Steele played the race card when he ran for chairman, so why wouldn’t he use it during his re-election bid?:
Jonathan Martin wrote months ago that Republican leaders feared that dumping Michael Steele would lead to a racially charged food fight, and, well, here we go, as former Steele aide and current rival Gentry Collins looks to shake up the race and pick up some support with the most direct play yet to to the anti-Steele faction.
First, the Washington Times:
Mr. Steele ended the 40-minute [announcement] call by playing what Mr. Bopp described as the “race card.”
“Who you elect as our next Chairman will speak volumes about our willingness to truly be the party of Lincoln,” Mr. Steele said.
Mr. Bopp took umbrage with the statement.
“It is apparent that when Steele loses, he wants to take down the RNC with him,” Mr. Bopp said. “This is the threat he has made by playing the race card — he will smear the RNC by saying we are all racist by not voting for him.”
Steele, in an (inexplicable) interview on WBAL:
Well, Mr. Bopp is an idiot. If he took that away from, and I don’t want to be crass and I don’t want to throw stones at him, but I just think that’s an idiotic statement to make. I refer to myself as a Lincoln Republican, that’s who I am. I define myself through the party origins, the party that spoke to and about the freedom and emancipation of all people, not just black folks. …
Collins this morning sends around the ThinkProgress link to the WBAL interview (strange bedfellows and all) and adds that, in his estimate, Bopp is not, in fact, an idiot:
Time and time again from this chairman, we see a complete lack of discipline demonstrating an unfitness for leadership of a national political party. Michael Steele simply does not possess the temperament to be an effective chairman of the RNC.

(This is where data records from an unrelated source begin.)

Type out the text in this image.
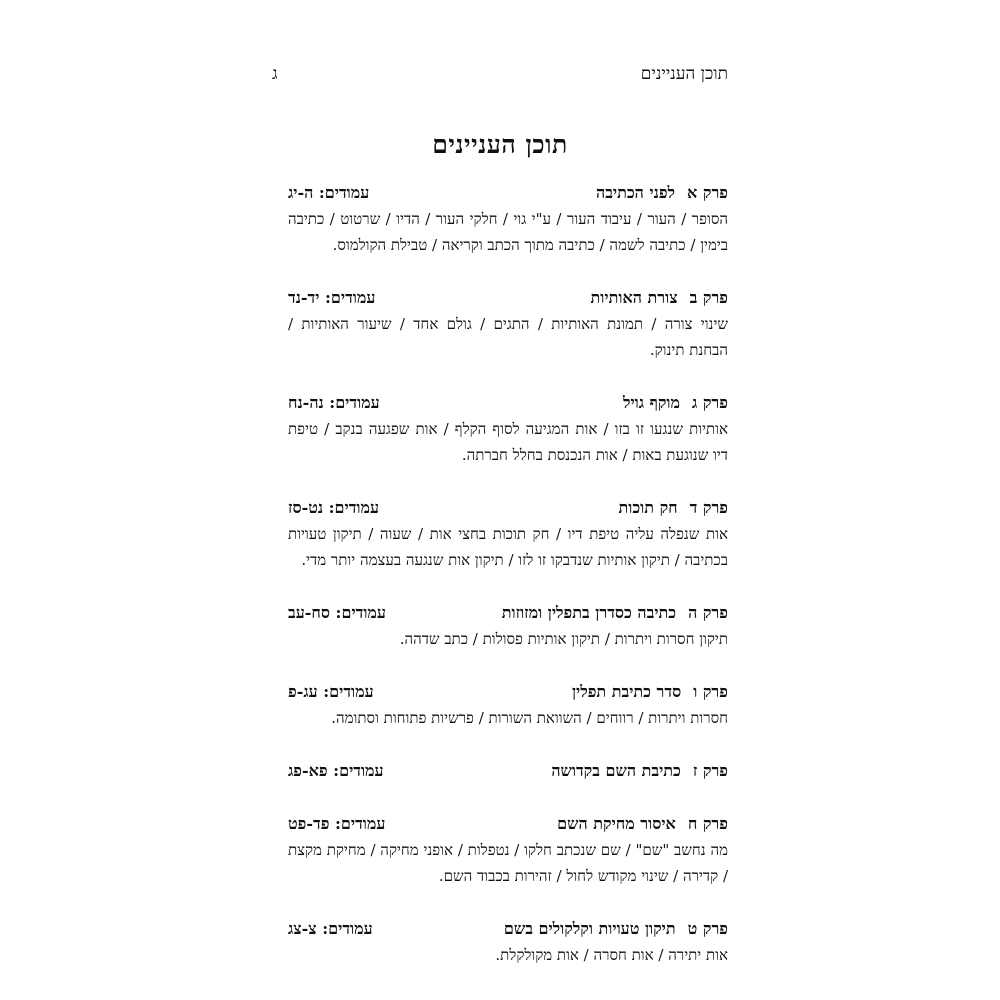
תוכן העניינים
ג
תוכן העניינים
פרק א
לפני הכתיבה
עמודים: ה-יג
הסופר / העור / עיבוד העור / ע"י גוי / חלקי העור / הדיו / שרטוט / כתיבה
בימין / כתיבה לשמה / כתיבה מתוך הכתב וקריאה / טבילת הקולמוס.
פרק ב
צורת האותיות
עמודים: יד-נד
שינוי צורה / תמונת האותיות / התגים / גולם אחד / שיעור האותיות /
הבחנת תינוק.
פרק ג
מוקף גויל
עמודים: נה-נח
אותיות שנגעו זו בזו / אות המגיעה לסוף הקלף / אות שפגעה בנקב / טיפת
דיו שנוגעת באות / אות הנכנסת בחלל חברתה.
פרק ד
חק תוכות
עמודים: נט-סז
אות שנפלה עליה טיפת דיו / חק תוכות בחצי אות / שעוה / תיקון טעויות
בכתיבה / תיקון אותיות שנדבקו זו לזו / תיקון אות שנגעה בעצמה יותר מדי.
פרק ה
כתיבה כסדרן בתפלין ומזוזות
עמודים: סח-עב
תיקון חסרות ויתרות / תיקון אותיות פסולות / כתב שדהה.
פרק ו
סדר כתיבת תפלין
עמודים: עג-פ
חסרות ויתרות / רווחים / השוואת השורות / פרשיות פתוחות וסתומה.
פרק ז
כתיבת השם בקדושה
עמודים: פא-פג
פרק ח
איסור מחיקת השם
עמודים: פד-פט
מה נחשב "שם" / שם שנכתב חלקו / נטפלות / אופני מחיקה / מחיקת מקצת
/ קדירה / שינוי מקודש לחול / זהירות בכבוד השם.
פרק ט
תיקון טעויות וקלקולים בשם
עמודים: צ-צג
אות יתירה / אות חסרה / אות מקולקלת.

It’s no wonder major donors have been abandoning the RNC in record numbers. When the chairman engages in name-calling of members of his own committee, he diminishes the RNC, the office of chairman and himself. For the good of the committee, he should publicly apologize to Mr. Bopp. I’ve known and worked with Jim Bopp both on the committee and on campaigns — it would be hard to find a more principled leader in our party. Mr. Steele should be thanking him for his service, not slandering him over the public airwaves.